- Developer(s): Icon Technology Ltd / MW Software / Acorn Computers
- Initial release: 1991; 34 years ago
- Stable release: 9.12 / 24 September 2013; 11 years ago
- Written in: C++
- Operating system: RISC OS
- Available in: Multilingual
- Type: Document processor
- License: Proprietary
- Website: www.mw-software.com

= TechWriter =

Proprietary word-processing app for RISC OS computers

TechWriter and EasiWriter are closed source proprietary word processor applications for RISC OS computers.

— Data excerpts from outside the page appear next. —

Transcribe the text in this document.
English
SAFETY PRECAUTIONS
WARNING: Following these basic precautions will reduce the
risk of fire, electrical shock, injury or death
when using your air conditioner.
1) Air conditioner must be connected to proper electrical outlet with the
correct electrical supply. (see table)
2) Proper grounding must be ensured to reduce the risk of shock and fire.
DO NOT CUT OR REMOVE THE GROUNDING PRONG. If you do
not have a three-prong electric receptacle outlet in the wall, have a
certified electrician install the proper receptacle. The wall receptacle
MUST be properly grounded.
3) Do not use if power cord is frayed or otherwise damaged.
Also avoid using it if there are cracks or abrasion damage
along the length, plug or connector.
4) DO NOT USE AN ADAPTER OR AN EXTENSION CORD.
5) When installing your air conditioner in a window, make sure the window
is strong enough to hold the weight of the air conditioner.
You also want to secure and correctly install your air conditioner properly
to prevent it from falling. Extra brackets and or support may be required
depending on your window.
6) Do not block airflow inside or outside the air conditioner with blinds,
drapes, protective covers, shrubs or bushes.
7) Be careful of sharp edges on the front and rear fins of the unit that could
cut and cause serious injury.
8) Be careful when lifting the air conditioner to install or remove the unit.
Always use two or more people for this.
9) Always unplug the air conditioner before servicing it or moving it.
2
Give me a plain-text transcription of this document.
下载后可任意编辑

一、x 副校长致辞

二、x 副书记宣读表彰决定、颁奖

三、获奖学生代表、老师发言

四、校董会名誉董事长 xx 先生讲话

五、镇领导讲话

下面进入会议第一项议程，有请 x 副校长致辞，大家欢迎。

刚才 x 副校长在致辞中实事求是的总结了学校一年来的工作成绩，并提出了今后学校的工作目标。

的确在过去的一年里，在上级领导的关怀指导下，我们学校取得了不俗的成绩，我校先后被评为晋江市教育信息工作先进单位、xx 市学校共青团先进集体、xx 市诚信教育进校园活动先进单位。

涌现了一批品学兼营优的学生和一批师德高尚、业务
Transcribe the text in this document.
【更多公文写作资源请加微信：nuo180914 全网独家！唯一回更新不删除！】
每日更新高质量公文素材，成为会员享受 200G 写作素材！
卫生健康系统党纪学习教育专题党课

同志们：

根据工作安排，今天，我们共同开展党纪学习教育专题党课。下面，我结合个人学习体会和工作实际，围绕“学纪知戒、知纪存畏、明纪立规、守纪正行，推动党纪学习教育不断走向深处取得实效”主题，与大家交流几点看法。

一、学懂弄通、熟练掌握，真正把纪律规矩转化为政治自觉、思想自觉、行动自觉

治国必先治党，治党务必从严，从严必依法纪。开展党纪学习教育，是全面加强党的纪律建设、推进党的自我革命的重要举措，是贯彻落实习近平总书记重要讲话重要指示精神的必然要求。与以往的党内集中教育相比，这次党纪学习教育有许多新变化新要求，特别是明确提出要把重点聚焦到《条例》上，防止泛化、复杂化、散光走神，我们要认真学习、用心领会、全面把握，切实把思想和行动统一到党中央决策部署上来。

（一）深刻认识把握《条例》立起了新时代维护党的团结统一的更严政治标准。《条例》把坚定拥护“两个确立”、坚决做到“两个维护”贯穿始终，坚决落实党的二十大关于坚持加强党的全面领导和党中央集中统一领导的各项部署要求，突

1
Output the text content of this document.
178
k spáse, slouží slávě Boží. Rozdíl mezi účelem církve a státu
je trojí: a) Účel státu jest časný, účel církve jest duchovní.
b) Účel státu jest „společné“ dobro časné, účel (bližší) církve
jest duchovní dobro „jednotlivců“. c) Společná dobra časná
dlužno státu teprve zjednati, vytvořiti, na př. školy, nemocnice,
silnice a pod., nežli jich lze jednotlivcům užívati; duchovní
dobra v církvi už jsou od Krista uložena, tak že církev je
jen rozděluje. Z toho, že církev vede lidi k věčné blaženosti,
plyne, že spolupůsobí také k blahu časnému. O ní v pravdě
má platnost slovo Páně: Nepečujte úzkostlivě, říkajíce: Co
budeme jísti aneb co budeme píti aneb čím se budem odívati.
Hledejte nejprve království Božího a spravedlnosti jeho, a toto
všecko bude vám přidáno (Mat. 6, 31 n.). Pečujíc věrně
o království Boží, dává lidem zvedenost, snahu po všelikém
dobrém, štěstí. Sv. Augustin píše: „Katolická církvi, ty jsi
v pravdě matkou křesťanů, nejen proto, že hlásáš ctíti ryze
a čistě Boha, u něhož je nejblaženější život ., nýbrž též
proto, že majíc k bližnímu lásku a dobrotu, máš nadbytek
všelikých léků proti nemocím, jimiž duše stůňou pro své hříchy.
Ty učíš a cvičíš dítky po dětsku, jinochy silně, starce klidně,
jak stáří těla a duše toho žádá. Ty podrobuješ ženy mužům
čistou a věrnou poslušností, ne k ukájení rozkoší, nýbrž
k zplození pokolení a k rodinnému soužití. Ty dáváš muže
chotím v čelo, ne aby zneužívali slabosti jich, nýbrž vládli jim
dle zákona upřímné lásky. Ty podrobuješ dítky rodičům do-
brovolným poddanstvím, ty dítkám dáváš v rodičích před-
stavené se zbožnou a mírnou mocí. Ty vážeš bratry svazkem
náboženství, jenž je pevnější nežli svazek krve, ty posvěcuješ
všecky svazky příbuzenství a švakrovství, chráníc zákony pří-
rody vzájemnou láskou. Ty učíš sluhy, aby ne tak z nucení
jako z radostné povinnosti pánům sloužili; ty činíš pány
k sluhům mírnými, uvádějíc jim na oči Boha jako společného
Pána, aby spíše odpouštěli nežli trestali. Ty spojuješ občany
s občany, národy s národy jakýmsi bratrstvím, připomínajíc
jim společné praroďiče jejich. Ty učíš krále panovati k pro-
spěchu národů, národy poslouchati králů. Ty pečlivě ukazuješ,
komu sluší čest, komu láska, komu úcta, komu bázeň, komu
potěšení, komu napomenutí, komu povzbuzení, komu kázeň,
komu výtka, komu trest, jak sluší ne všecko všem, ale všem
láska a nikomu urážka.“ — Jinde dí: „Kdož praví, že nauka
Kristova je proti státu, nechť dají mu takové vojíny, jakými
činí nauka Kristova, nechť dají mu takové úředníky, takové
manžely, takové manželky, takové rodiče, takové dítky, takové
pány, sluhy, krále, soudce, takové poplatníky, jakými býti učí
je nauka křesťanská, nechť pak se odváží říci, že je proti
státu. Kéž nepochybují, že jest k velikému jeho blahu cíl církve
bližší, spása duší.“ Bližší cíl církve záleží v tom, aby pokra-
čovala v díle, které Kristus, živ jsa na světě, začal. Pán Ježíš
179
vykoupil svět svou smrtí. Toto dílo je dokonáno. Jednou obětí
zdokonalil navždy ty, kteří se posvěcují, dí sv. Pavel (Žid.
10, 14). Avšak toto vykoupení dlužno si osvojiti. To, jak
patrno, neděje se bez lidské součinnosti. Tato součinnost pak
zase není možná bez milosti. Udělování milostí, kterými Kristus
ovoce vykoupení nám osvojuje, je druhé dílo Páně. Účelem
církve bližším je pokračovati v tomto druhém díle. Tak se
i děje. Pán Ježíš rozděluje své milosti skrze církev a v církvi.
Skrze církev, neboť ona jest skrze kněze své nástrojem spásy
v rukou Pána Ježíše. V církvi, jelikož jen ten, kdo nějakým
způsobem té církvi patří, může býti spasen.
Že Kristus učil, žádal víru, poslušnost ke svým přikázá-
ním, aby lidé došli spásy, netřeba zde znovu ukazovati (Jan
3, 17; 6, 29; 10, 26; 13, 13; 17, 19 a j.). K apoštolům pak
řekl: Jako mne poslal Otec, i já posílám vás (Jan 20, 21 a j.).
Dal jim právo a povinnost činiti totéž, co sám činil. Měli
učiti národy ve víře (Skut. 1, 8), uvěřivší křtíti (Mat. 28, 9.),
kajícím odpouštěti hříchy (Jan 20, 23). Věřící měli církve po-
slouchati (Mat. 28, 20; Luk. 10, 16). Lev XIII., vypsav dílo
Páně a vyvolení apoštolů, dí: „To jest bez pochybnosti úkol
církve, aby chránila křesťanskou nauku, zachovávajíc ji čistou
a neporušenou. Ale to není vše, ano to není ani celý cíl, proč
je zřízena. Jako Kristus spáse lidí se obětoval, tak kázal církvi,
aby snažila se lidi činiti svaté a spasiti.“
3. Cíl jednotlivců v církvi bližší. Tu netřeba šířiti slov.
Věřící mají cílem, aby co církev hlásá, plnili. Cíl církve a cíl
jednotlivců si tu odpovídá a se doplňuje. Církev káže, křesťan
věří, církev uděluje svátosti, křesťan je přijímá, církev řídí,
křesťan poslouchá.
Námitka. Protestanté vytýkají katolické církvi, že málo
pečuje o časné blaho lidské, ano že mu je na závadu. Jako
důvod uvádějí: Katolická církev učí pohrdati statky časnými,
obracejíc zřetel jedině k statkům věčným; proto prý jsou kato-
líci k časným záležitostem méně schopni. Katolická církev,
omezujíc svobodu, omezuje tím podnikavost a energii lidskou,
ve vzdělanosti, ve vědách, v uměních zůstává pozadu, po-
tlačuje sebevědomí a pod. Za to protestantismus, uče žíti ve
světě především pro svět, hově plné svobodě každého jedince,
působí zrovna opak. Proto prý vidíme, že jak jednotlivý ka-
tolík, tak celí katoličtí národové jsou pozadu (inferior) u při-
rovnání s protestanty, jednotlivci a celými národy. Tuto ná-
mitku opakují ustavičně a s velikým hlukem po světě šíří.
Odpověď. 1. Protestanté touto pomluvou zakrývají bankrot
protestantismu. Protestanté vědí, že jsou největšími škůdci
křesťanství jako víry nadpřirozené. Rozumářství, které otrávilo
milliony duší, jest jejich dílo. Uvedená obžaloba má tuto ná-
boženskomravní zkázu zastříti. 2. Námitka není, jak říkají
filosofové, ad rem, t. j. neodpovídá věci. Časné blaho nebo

Essentially they have the same feature set, except that TechWriter has more features that are specifically aimed at Technical Writers such as the ability to edit mathematical formulae and insert Greek characters.

The default file format is proprietary; it is also possible since Version 8.9 to import Microsoft Word .docx documents and OpenOffice/LibreOffice .odt files. It is also possible to save in TeX, HTML, and PDF format.

==Development==
Originally owned and developed by Icon Technology Ltd, in association with Acorn Computers, it is now developed by MW Software.

Due to the way in which RISC OS has developed slowly since the 1990s (see History of RISC OS) it has not attracted any of the main software companies such as Microsoft, IBM, Sun/Oracle or the various open-source communities so the availability of software commonly found on other platforms is limited. A handful of word processor applications exist such as FireWorkz and PipeDream (as well as the cut-down version of EasiWriter simply called Writer+).

As of 2015, LibreOffice or its equivalents are yet to be ported to the platform which means that to edit documents created on other platforms a version of EasiWriter or TechWriter are required.